The scope of the damage at the century-old complex has begun to come into focus as recovery crews assess the waterlogged facility. Secretary of State Jeb Spaulding said Tuesday it could cost as much as $20 million merely “to clean up and stabilize” state offices that were inundated by flood waters Aug. 28.
Spaulding said he still doesn’t know how much it will cost to make the buildings inhabitable.
“We’re only now starting to really total up the cost,” Spaulding said during a briefing of lawmakers Tuesday morning. “We really can’t give you … any kind of definitive figure.”
While flood waters affected state structures elsewhere in the state, including Rutland, the Waterbury complex represents by far the biggest loss in terms of state buildings.
Damage to the facility has indefinitely displaced nearly 1,600 state employees, many of whom have yet to return to work. Spaulding and Gov. Peter Shumlin said the state is on the verge of securing interim office space for hundreds of workers idled by the flood.
The administration is still mulling its longer-term options, which could include selling the facility to private-sector buyers, according to Spaulding.
“We’re going to issue a (request for proposals) that would allow private developers, housing groups and others to offer proposals for us to consider,” Spaulding said.
Spaulding said the state will receive a $7.5 million insurance payment for damage to the complex.

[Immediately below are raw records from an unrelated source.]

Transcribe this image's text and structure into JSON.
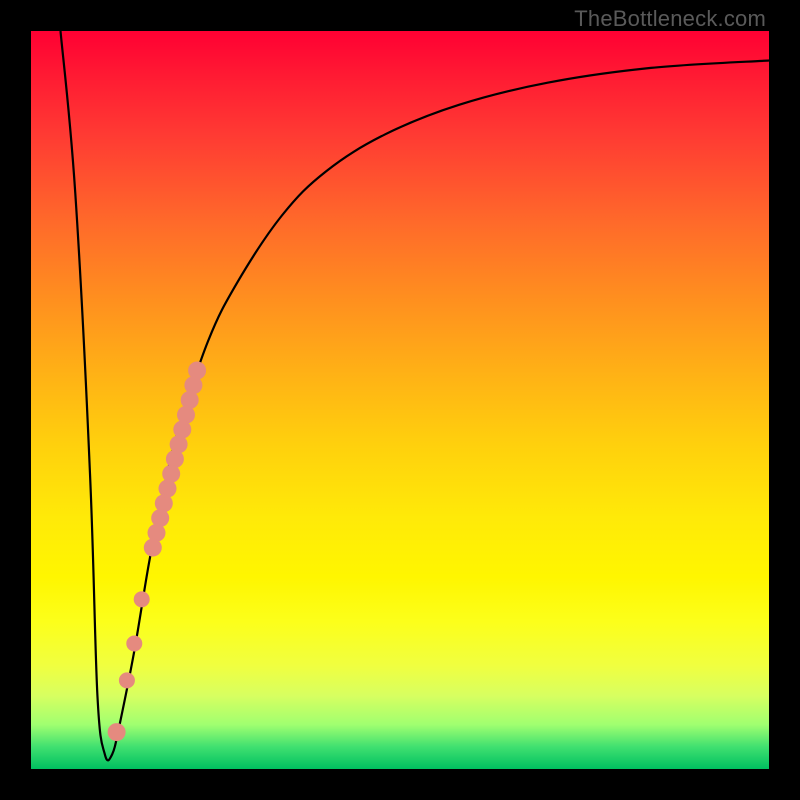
{
  "watermark": "TheBottleneck.com",
  "colors": {
    "curve_stroke": "#000000",
    "marker_fill": "#e58a7f",
    "frame_bg": "#000000"
  },
  "chart_data": {
    "type": "line",
    "title": "",
    "xlabel": "",
    "ylabel": "",
    "xlim": [
      0,
      100
    ],
    "ylim": [
      0,
      100
    ],
    "series": [
      {
        "name": "bottleneck-curve",
        "x": [
          4,
          6,
          8,
          9,
          10,
          11,
          12,
          14,
          16,
          18,
          20,
          24,
          28,
          34,
          40,
          48,
          58,
          70,
          84,
          100
        ],
        "y": [
          100,
          78,
          40,
          10,
          2,
          2,
          6,
          16,
          28,
          38,
          46,
          58,
          66,
          75,
          81,
          86,
          90,
          93,
          95,
          96
        ]
      }
    ],
    "markers": [
      {
        "name": "marker-band-top",
        "x": 22.5,
        "y": 54,
        "size": 9
      },
      {
        "name": "marker-band-1",
        "x": 22.0,
        "y": 52,
        "size": 9
      },
      {
        "name": "marker-band-2",
        "x": 21.5,
        "y": 50,
        "size": 9
      },
      {
        "name": "marker-band-3",
        "x": 21.0,
        "y": 48,
        "size": 9
      },
      {
        "name": "marker-band-4",
        "x": 20.5,
        "y": 46,
        "size": 9
      },
      {
        "name": "marker-band-5",
        "x": 20.0,
        "y": 44,
        "size": 9
      },
      {
        "name": "marker-band-6",
        "x": 19.5,
        "y": 42,
        "size": 9
      },
      {
        "name": "marker-band-7",
        "x": 19.0,
        "y": 40,
        "size": 9
      },
      {
        "name": "marker-band-8",
        "x": 18.5,
        "y": 38,
        "size": 9
      },
      {
        "name": "marker-band-9",
        "x": 18.0,
        "y": 36,
        "size": 9
      },
      {
        "name": "marker-band-10",
        "x": 17.5,
        "y": 34,
        "size": 9
      },
      {
        "name": "marker-band-11",
        "x": 17.0,
        "y": 32,
        "size": 9
      },
      {
        "name": "marker-band-bot",
        "x": 16.5,
        "y": 30,
        "size": 9
      },
      {
        "name": "marker-dot-a",
        "x": 15.0,
        "y": 23,
        "size": 8
      },
      {
        "name": "marker-dot-b",
        "x": 14.0,
        "y": 17,
        "size": 8
      },
      {
        "name": "marker-dot-c",
        "x": 13.0,
        "y": 12,
        "size": 8
      },
      {
        "name": "marker-dot-d",
        "x": 11.6,
        "y": 5,
        "size": 9
      }
    ]
  }
}
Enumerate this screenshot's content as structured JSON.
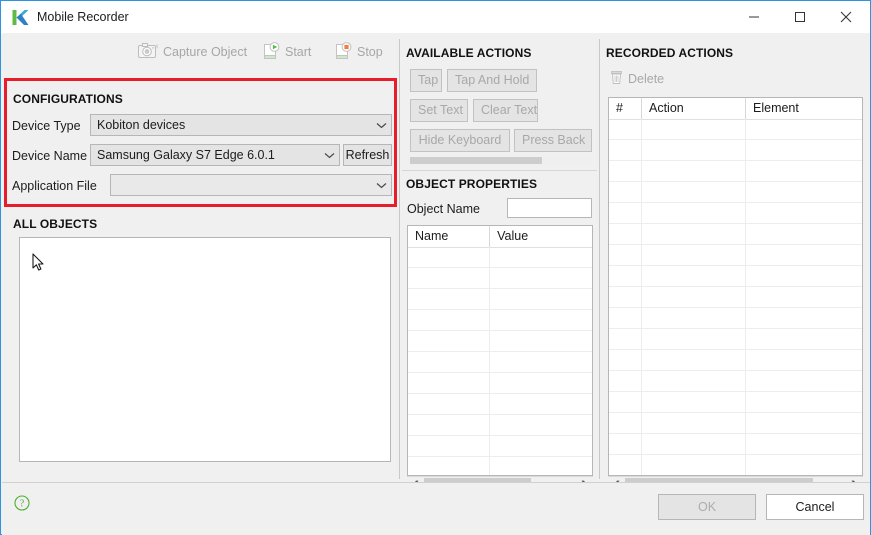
{
  "window": {
    "title": "Mobile Recorder",
    "logo_icon": "katalon-k-logo",
    "controls": {
      "minimize": "minimize-icon",
      "maximize": "maximize-icon",
      "close": "close-icon"
    }
  },
  "toolbar": {
    "items": [
      {
        "label": "Capture Object",
        "icon": "camera-icon",
        "enabled": false
      },
      {
        "label": "Start",
        "icon": "start-record-icon",
        "enabled": false
      },
      {
        "label": "Stop",
        "icon": "stop-record-icon",
        "enabled": false
      }
    ]
  },
  "configurations": {
    "heading": "CONFIGURATIONS",
    "device_type": {
      "label": "Device Type",
      "value": "Kobiton devices",
      "arrow_icon": "chevron-down-icon"
    },
    "device_name": {
      "label": "Device Name",
      "value": "Samsung Galaxy S7 Edge 6.0.1",
      "arrow_icon": "chevron-down-icon"
    },
    "application_file": {
      "label": "Application File",
      "value": "",
      "arrow_icon": "chevron-down-icon"
    },
    "refresh_label": "Refresh"
  },
  "all_objects": {
    "heading": "ALL OBJECTS",
    "items": []
  },
  "available_actions": {
    "heading": "AVAILABLE ACTIONS",
    "buttons": [
      {
        "label": "Tap",
        "enabled": false
      },
      {
        "label": "Tap And Hold",
        "enabled": false
      },
      {
        "label": "Set Text",
        "enabled": false
      },
      {
        "label": "Clear Text",
        "enabled": false
      },
      {
        "label": "Hide Keyboard",
        "enabled": false
      },
      {
        "label": "Press Back",
        "enabled": false
      }
    ]
  },
  "object_properties": {
    "heading": "OBJECT PROPERTIES",
    "object_name_label": "Object Name",
    "object_name_value": "",
    "columns": [
      "Name",
      "Value"
    ],
    "rows": []
  },
  "recorded_actions": {
    "heading": "RECORDED ACTIONS",
    "delete_label": "Delete",
    "delete_icon": "trash-icon",
    "columns": [
      "#",
      "Action",
      "Element"
    ],
    "rows": []
  },
  "footer": {
    "help_icon": "help-question-icon",
    "ok_label": "OK",
    "cancel_label": "Cancel"
  },
  "annotation": {
    "highlight_color": "#e81d2c",
    "target": "configurations"
  },
  "colors": {
    "accent": "#2f94e0",
    "panel": "#f0f0f0",
    "highlight": "#e81d2c",
    "disabled_text": "#a8a8a8",
    "help_green": "#4caf2f"
  }
}
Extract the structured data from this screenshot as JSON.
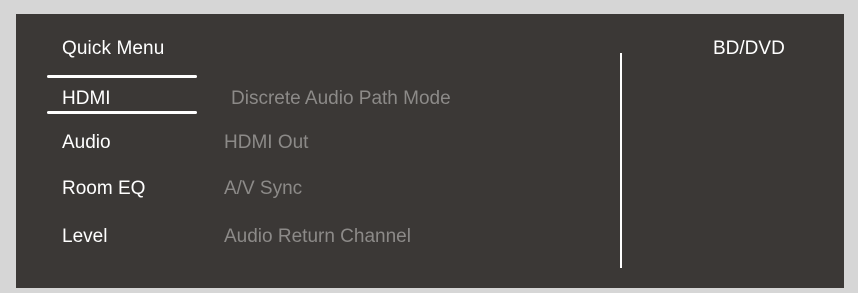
{
  "menu": {
    "title": "Quick Menu",
    "source": "BD/DVD",
    "categories": [
      {
        "label": "HDMI",
        "selected": true
      },
      {
        "label": "Audio",
        "selected": false
      },
      {
        "label": "Room EQ",
        "selected": false
      },
      {
        "label": "Level",
        "selected": false
      }
    ],
    "options": [
      {
        "label": "Discrete Audio Path Mode"
      },
      {
        "label": "HDMI Out"
      },
      {
        "label": "A/V Sync"
      },
      {
        "label": "Audio Return Channel"
      }
    ]
  },
  "colors": {
    "panel_bg": "#3b3836",
    "frame_bg": "#d6d6d6",
    "text_primary": "#ffffff",
    "text_muted": "#8c8a88"
  }
}
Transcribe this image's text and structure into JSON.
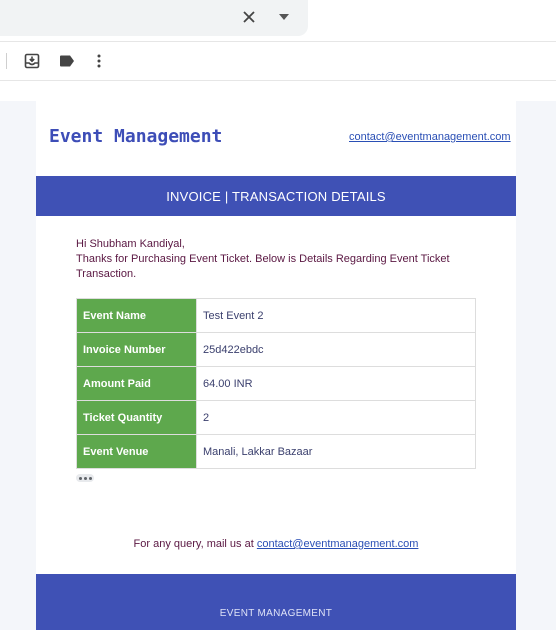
{
  "search_bar": {
    "clear_icon": "close-icon",
    "options_icon": "caret-down-icon"
  },
  "toolbar": {
    "icons": [
      "move-to-inbox-icon",
      "label-icon",
      "more-vert-icon"
    ]
  },
  "email": {
    "brand": "Event Management",
    "header_link": "contact@eventmanagement.com",
    "banner": "INVOICE | TRANSACTION DETAILS",
    "greeting_line1": "Hi Shubham Kandiyal,",
    "greeting_line2": "Thanks for Purchasing Event Ticket. Below is Details Regarding Event Ticket Transaction.",
    "details": [
      {
        "label": "Event Name",
        "value": "Test Event 2"
      },
      {
        "label": "Invoice Number",
        "value": "25d422ebdc"
      },
      {
        "label": "Amount Paid",
        "value": "64.00 INR"
      },
      {
        "label": "Ticket Quantity",
        "value": "2"
      },
      {
        "label": "Event Venue",
        "value": "Manali, Lakkar Bazaar"
      }
    ],
    "query_text": "For any query, mail us at",
    "query_link": "contact@eventmanagement.com",
    "footer": "EVENT MANAGEMENT",
    "colors": {
      "primary": "#3f51b5",
      "label_bg": "#5ea84d",
      "text": "#5a1742",
      "link": "#2a4fb5"
    }
  }
}
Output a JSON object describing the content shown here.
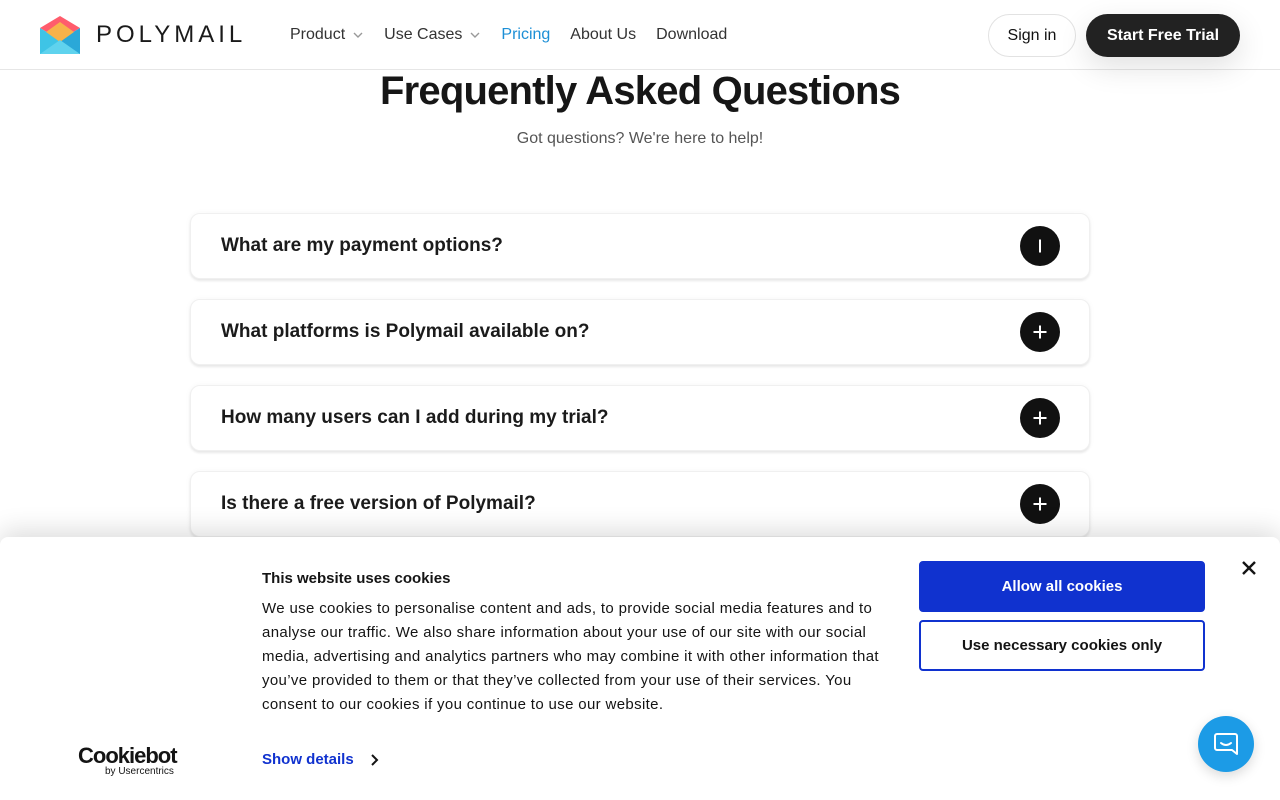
{
  "header": {
    "brand": "POLYMAIL",
    "nav": [
      {
        "label": "Product",
        "has_dropdown": true
      },
      {
        "label": "Use Cases",
        "has_dropdown": true
      },
      {
        "label": "Pricing",
        "active": true
      },
      {
        "label": "About Us"
      },
      {
        "label": "Download"
      }
    ],
    "signin_label": "Sign in",
    "trial_label": "Start Free Trial"
  },
  "faq": {
    "title": "Frequently Asked Questions",
    "subtitle": "Got questions? We're here to help!",
    "items": [
      {
        "question": "What are my payment options?",
        "icon": "minus-icon",
        "expanded": true
      },
      {
        "question": "What platforms is Polymail available on?",
        "icon": "plus-icon",
        "expanded": false
      },
      {
        "question": "How many users can I add during my trial?",
        "icon": "plus-icon",
        "expanded": false
      },
      {
        "question": "Is there a free version of Polymail?",
        "icon": "plus-icon",
        "expanded": false
      }
    ]
  },
  "cookie_banner": {
    "title": "This website uses cookies",
    "text": "We use cookies to personalise content and ads, to provide social media features and to analyse our traffic. We also share information about your use of our site with our social media, advertising and analytics partners who may combine it with other information that you’ve provided to them or that they’ve collected from your use of their services. You consent to our cookies if you continue to use our website.",
    "show_details": "Show details",
    "allow_all": "Allow all cookies",
    "necessary_only": "Use necessary cookies only",
    "logo_name": "Cookiebot",
    "logo_by": "by Usercentrics"
  },
  "colors": {
    "accent": "#1c8fd6",
    "cookie_blue": "#1032cf",
    "dark_button": "#222222",
    "chat_blue": "#1c9be6"
  }
}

Spaulding said he expects flood-related damages in Vermont to exceed a key federal threshold: If damage estimates top $80 million, the federal government will cover 90 percent of the repairs. In disasters where the damage tally is less than $80 million, the federal government covers only 75 percent.
Spaulding said the administration will not make any major decisions about the future of the Waterbury complex without input from the full Legislature, which reconvenes in January.
A panel of lawmakers Tuesday afternoon OK’d $5 million in emergency spending for recovery-related expenditures, money the Legislature will backfill in the annual budget-adjustment bill that usually get passed sometime in January.
Rep. Janet Ancel, a Calais Democrat and chairwoman of the House Committee on Ways and Means, said expenses related directly to flood damage aren’t the only dilemma facing lawmakers when they return in January.
More than 700 homes were destroyed or damaged in the floods, along with scores of business properties. Ancel said the destruction will have a depressing effect on grand lists in many towns, resulting in lower-than-expected revenues for the Education Fund.
“I realize we don’t know what the dollars are,” Ancel said. “But it is a real problem that we need to address.”